“Aye, yon's a piper!” he said at length with emphasis. “Yon's a piper!”
“I only wish I had discovered him in time for a competition,” said Fatty regretfully.
“Aye,” said Sutherland. “Yon's a piper worth playing against.”
And very brave and gallant young Cameron looked as Tim swung his team through the fence and up to the platform under the trees where the great ones of the people were standing in groups. They were all there, Patterson the M.P.P., and Dr. Kane the Opposition candidate, Reeve Robertson, for ten years the Municipal head of his county, Inspector Grant, a little man with a massive head and a luminous eye, Patterson's understudy and generally regarded as his successor in Provincial politics, the Reverend Harper Freeman, Methodist minister, tall and lank, with shrewd kindly face and a twinkling eye, the Reverend Alexander Munro, the Presbyterian minister, solid and sedate, slow to take fire but when kindled a very furnace for heat. These, with their various wives and daughters, such as had them, and many others less notable but no less important, constituted a sort of informal reception committee under Fatty Freeman's general direction and management. And here and there and everywhere crowds of young men and maidens, conspicuous among the latter Isa MacKenzie and her special friends, made merry with each other, as brave and gallant a company of sturdy sun-browned youths and bonnie wholesome lassies as any land or age could ever show.
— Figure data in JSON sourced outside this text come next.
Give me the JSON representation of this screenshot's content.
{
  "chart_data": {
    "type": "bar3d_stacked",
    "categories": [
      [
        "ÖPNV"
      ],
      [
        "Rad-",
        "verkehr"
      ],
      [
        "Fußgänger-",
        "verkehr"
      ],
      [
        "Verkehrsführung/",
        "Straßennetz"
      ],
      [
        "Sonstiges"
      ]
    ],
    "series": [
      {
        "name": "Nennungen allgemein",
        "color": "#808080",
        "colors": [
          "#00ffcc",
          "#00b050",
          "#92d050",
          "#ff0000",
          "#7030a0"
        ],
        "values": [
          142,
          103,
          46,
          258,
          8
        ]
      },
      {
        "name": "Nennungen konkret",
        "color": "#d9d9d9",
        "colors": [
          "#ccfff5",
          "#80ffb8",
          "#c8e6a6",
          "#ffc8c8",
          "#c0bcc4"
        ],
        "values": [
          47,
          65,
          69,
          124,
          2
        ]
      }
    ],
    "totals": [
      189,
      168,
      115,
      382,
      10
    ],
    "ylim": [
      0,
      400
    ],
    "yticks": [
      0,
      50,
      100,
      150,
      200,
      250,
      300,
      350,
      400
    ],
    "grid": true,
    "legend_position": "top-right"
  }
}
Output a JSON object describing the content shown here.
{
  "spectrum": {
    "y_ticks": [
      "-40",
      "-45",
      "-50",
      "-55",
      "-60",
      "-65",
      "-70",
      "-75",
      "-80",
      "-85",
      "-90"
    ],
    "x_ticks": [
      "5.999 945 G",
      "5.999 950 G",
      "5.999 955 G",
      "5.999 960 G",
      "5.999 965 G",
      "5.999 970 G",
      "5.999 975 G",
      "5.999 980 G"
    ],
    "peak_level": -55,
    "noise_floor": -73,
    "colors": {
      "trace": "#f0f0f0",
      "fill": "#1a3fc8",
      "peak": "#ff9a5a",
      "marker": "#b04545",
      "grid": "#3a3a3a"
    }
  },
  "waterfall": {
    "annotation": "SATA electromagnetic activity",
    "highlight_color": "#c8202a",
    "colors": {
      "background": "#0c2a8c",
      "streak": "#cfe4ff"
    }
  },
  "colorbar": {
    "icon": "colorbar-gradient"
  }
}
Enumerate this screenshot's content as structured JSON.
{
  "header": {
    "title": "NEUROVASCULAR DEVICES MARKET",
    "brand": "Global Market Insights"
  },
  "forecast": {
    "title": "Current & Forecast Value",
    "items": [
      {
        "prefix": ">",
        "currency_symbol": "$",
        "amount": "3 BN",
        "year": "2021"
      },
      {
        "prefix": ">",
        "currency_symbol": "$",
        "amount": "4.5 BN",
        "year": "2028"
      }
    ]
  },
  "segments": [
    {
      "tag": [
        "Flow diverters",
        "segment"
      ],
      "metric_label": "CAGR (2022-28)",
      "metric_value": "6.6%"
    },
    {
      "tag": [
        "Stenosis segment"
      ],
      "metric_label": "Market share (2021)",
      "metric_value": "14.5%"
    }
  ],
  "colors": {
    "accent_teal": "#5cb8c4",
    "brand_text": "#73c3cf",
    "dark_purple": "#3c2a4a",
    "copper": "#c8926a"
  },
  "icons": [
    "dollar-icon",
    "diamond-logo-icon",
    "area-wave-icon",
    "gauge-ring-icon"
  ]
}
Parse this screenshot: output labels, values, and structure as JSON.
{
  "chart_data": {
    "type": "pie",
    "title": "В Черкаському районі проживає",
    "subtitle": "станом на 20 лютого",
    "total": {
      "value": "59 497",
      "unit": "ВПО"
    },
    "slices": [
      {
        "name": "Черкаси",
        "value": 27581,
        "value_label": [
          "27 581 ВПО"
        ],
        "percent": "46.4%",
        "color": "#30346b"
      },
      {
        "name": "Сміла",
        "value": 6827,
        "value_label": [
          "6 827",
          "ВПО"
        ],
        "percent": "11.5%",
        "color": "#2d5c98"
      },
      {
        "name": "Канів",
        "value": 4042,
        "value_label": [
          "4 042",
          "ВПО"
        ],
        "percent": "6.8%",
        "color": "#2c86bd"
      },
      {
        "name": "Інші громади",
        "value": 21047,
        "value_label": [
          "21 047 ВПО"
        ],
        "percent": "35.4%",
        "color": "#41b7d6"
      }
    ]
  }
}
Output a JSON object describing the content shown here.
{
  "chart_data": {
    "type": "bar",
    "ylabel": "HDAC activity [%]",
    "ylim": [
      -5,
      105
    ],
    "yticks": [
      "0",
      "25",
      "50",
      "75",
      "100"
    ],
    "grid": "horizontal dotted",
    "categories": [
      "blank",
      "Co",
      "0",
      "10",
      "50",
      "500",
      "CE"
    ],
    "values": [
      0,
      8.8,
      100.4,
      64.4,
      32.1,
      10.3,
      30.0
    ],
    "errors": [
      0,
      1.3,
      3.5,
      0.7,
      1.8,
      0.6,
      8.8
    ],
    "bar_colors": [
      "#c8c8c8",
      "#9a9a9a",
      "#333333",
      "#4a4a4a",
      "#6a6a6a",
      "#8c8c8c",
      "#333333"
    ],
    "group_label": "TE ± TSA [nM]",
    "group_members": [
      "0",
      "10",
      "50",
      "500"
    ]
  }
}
“Look at them!” cried the Reverend Harper Freeman, waving his hand toward the kaleidoscopic gathering. “There's your Dominion Day oration for you, Mr, Patterson.”
“Most of it done in brown, too,” chuckled his son, Harper Freeman, Jr.
“Yes, and set in jewels and gold,” replied his father.
“You hold over me, Dad!” cried his son. “Here!” he called to Cameron, who was standing aloof from the others. “Come and meet a brother Scot and a brother piper, Mr. Sutherland from Zorra, though to your ignorant Scottish ear that means nothing, but to every intelligent Canadian, Zorra stands for all that's finest in brain and brawn in Canada.”
“And it takes both to play the pipes, eh, Sutherland?” said the M.P.P.
“Oh aye, but mostly wind,” said the piper.